Breaking the cis filter

Like a Tree in the Wind - Copy (2).JPG [Image shows a bent small tree visible against a cloudy sky on a ridge on which grass unevenly grows. The picture is in black and white.]

When I was younger, I thought I was the ‘opposite’ binary gender to my assigned one and expressed myself accordingly. I was asked if I wanted to transition (in their words ‘have a sex change’) when I was older. I replied no. Scornfully. Why would I do that? How would that even work?

Such was the cis filter on my life that to me, at the age of thirteen with a lot of gender-related Feelings, trans people ‘were’ the crossdresser in the charity shop in town and the ‘tranny’ comments people made when they saw me. I had no idea that these genitals did not make me my assigned gender, that there was a possibility of not being my assigned gender, that there was a whole world outside the binary.

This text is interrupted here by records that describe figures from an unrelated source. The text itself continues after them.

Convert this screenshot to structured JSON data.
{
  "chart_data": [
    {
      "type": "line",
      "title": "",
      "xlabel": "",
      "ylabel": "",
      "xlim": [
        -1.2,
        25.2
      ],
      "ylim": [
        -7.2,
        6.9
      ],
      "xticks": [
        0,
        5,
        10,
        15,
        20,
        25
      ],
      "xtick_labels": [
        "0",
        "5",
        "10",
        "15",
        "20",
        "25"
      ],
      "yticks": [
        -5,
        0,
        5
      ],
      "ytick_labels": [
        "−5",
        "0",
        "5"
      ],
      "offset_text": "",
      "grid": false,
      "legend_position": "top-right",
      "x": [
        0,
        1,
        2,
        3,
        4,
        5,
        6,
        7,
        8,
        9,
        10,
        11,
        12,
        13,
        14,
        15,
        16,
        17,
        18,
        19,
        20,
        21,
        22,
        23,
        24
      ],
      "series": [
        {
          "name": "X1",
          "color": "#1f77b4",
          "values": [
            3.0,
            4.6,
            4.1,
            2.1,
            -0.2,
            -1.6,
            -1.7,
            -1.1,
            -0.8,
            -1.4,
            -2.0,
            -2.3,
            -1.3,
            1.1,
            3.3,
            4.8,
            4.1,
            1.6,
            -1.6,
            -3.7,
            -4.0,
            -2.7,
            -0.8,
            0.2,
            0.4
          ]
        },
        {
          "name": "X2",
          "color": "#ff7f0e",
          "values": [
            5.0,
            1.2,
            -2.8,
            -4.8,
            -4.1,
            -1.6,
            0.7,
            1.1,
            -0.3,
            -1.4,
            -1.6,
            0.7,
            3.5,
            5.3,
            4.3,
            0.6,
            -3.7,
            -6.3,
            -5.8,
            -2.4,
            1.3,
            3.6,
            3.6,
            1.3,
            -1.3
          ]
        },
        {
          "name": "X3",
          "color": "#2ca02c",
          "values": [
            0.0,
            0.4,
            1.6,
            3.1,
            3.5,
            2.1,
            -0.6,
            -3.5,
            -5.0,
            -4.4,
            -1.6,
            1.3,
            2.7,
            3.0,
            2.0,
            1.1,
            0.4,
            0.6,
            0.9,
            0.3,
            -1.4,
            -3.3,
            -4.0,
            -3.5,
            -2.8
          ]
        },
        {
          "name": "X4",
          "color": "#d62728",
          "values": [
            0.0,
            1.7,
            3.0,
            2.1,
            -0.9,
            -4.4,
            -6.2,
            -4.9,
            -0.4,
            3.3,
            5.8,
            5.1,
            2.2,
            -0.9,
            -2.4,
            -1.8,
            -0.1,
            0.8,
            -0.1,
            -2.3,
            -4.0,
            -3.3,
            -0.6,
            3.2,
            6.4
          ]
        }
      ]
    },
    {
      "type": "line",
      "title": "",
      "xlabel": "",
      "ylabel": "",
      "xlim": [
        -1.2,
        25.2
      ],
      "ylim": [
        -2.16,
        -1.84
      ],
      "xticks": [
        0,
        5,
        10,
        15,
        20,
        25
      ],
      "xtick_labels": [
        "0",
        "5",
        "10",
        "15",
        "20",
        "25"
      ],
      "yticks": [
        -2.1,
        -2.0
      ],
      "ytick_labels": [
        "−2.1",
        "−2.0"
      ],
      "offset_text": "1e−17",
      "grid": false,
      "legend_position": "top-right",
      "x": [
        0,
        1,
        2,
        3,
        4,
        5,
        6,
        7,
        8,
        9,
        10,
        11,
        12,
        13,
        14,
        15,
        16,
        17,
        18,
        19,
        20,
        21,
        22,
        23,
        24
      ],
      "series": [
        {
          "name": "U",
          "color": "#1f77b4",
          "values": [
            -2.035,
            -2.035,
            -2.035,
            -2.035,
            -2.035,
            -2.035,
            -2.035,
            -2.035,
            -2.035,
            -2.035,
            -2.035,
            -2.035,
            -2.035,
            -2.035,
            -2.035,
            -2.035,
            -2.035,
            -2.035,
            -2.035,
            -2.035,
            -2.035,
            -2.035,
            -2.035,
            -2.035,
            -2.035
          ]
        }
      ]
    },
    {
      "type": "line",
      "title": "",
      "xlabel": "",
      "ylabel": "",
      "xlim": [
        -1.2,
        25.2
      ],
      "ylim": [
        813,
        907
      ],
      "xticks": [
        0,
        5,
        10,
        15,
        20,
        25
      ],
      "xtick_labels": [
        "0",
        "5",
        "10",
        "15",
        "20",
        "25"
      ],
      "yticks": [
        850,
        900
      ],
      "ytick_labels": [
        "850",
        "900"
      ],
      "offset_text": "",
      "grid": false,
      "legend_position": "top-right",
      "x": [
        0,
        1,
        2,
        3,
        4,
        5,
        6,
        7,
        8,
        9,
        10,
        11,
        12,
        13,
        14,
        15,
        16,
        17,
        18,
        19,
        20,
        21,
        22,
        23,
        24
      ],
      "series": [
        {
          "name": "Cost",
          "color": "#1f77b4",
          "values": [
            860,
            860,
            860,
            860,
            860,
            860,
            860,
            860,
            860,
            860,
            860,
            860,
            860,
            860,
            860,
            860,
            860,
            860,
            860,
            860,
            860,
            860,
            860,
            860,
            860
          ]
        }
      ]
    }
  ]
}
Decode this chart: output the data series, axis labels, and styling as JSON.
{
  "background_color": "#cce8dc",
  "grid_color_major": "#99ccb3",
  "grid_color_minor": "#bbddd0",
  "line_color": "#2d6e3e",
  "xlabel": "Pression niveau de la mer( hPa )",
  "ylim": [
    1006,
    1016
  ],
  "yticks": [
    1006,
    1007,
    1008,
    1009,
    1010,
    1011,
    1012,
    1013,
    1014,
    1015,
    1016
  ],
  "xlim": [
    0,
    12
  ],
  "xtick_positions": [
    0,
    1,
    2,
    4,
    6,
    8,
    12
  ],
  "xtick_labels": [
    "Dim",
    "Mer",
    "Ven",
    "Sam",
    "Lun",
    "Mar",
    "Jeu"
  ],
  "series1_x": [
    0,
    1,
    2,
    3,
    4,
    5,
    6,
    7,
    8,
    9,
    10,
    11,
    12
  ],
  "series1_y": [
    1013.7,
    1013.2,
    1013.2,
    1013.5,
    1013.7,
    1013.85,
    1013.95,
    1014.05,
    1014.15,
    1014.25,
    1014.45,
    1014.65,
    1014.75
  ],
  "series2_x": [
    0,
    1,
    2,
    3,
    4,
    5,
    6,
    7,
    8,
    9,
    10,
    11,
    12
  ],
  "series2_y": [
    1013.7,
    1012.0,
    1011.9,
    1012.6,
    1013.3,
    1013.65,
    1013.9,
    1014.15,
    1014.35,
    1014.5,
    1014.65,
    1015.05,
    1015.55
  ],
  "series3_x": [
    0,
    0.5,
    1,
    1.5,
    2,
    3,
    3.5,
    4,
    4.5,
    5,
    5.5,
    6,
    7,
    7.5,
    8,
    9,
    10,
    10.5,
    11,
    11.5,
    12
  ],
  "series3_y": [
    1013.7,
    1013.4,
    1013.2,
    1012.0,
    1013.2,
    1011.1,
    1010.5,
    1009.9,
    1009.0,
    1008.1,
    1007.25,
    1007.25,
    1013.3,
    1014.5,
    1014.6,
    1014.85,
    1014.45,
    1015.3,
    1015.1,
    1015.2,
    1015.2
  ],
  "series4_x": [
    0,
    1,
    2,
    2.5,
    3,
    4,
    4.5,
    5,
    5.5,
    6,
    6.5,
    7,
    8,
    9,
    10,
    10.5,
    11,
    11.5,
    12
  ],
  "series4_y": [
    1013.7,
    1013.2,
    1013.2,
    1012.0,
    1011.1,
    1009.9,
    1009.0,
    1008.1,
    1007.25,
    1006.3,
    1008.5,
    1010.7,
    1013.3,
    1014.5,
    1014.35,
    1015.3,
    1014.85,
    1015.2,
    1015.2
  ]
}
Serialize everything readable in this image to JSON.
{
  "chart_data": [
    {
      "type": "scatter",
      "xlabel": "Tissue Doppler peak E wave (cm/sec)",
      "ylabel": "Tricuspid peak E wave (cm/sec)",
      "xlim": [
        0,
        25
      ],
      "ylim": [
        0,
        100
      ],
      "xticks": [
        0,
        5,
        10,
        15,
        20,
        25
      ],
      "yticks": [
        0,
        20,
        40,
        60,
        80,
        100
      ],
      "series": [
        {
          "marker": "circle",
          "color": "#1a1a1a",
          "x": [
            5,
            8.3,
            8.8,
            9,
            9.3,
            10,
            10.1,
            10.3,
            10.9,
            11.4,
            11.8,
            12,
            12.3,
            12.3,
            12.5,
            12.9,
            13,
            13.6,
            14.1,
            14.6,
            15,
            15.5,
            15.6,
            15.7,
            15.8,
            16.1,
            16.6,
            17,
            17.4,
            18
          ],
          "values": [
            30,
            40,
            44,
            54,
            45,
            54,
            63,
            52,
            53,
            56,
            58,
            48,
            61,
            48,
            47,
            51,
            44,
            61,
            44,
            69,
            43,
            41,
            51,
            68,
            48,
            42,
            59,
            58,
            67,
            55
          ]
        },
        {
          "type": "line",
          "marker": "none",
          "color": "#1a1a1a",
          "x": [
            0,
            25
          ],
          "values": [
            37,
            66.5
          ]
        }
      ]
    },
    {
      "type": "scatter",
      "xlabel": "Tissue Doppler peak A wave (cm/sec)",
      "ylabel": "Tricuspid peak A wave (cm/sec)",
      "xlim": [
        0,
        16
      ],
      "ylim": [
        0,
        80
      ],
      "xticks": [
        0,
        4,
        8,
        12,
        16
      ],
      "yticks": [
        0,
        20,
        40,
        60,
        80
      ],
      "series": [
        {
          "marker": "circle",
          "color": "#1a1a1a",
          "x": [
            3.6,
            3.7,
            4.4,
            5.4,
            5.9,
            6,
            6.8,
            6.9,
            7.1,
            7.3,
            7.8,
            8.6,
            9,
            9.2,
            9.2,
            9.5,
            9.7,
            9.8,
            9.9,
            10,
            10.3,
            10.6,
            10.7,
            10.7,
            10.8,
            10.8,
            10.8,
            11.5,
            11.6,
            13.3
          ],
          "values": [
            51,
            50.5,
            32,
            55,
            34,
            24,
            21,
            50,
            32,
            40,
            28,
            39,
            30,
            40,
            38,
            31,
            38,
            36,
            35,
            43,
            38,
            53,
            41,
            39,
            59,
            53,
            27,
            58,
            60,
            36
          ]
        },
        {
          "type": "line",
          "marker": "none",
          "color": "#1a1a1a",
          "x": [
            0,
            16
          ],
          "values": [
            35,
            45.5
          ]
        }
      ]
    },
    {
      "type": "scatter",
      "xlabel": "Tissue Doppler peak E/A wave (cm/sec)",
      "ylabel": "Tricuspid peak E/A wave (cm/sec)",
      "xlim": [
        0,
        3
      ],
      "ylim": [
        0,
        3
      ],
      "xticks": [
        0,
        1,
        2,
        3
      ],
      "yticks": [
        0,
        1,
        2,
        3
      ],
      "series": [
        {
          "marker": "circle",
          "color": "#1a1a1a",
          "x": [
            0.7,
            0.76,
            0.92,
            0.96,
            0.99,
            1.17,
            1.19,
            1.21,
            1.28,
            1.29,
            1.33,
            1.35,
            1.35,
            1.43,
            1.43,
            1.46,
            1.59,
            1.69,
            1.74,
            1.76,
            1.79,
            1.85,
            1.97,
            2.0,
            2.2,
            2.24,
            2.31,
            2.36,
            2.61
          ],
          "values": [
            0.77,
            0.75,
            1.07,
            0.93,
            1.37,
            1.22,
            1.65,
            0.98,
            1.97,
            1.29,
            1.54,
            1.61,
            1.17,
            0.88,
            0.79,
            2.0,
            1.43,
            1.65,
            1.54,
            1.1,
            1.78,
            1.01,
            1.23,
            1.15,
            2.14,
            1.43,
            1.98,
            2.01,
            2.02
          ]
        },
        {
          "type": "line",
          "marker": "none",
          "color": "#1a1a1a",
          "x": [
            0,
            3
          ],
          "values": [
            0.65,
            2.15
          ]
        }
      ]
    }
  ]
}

Because where do we see ourselves reflected? Even putting aside the personal fact that I’ve never been one for television and magazines, non-cis people barely ever crop up, and if they do it’s people who have been deemed – or forced – to fit the ‘trans narrative,’ to express their experiences in terms that favour a cissupremacist culture. I once heard mainstream representation of trans people’s stories dismissed as ‘toilets and tolerance.’ And in fictional media? We are rare, and when we crop up it is often in a bad context, villifying or fetishising or delegitimising. As for non-binary people… [blank space]

For me, breaking through the cis filter on my life required the internet. The internet, and all the non-cis people active and accessible here, building their community, creating their own language when existing words failed them, standing up for themselves.

So when I came out, I joined them.

Since I came out, breaking the cis filter has been one of the things that has kept me going with the endless cycle of coming out and forcibly fighting to avoid being pushed back into the closet. Offline, I am the only non-cis person I know of. This doesn’t mean I’m the only non-cis person around. If, by being open about my identity, I can bring even one person comfort that their identity is legitimate and worthy, I have done good in the world.

It would be ‘easy’ to hide – and unfortunately there are circumstances where I do, and that is not something I or anyone else need ever feel guilty about, since often it is a matter of personal safety – although that is both denying my own truth and perhaps denying someone else a much-needed crack in the cis filter on their life. I try not to do that. I can’t know who needs that or not – all I can do is hope that in living my own truth, I may give others help in realising theirs.

Today, it is the Transgender Day of Visibility. For the cis people out there, talk to the people around you if it is safe. You don’t know who is listening. Be a supportive voice in a cissexist, binarist world. Speak to your children, if you have any, about non-cis people. Cis children will have their minds broadened and will be more likely to accept non-cis peers; and non-cis children will be helped infinitely by both knowing that they are not alone and by knowing that their parent/s mind is open. For those of you who aren’t cis – stay safe. You do not have to, in fact should not, come out if you feel unsafe. But know that you are worthy, you are wonderful, you are brilliant, and that you are not alone.

My name is JKBC and I am agender. I am here. I am myself. I exist. So do all of us. Through all our oppressions, through every rotten cabbage or cannonball the kyriarchy throws our way, we are worthy, we are human, we are part of the infinite variety of the human experience. We do not deserve the oppression perpetuated against us and we do not deserve the privilege accorded to us by a corrupt system. This is a hard fight on our hands, but we are infinitely strong and worthy, and it is a just fight.

Blogging here has been an outstanding experience, and I am very sorry I didn’t do more – my offline world decided to assert its authority through illness and a couple of unfortunate events. You’ve been great.

*Edited for picture size sorry folks.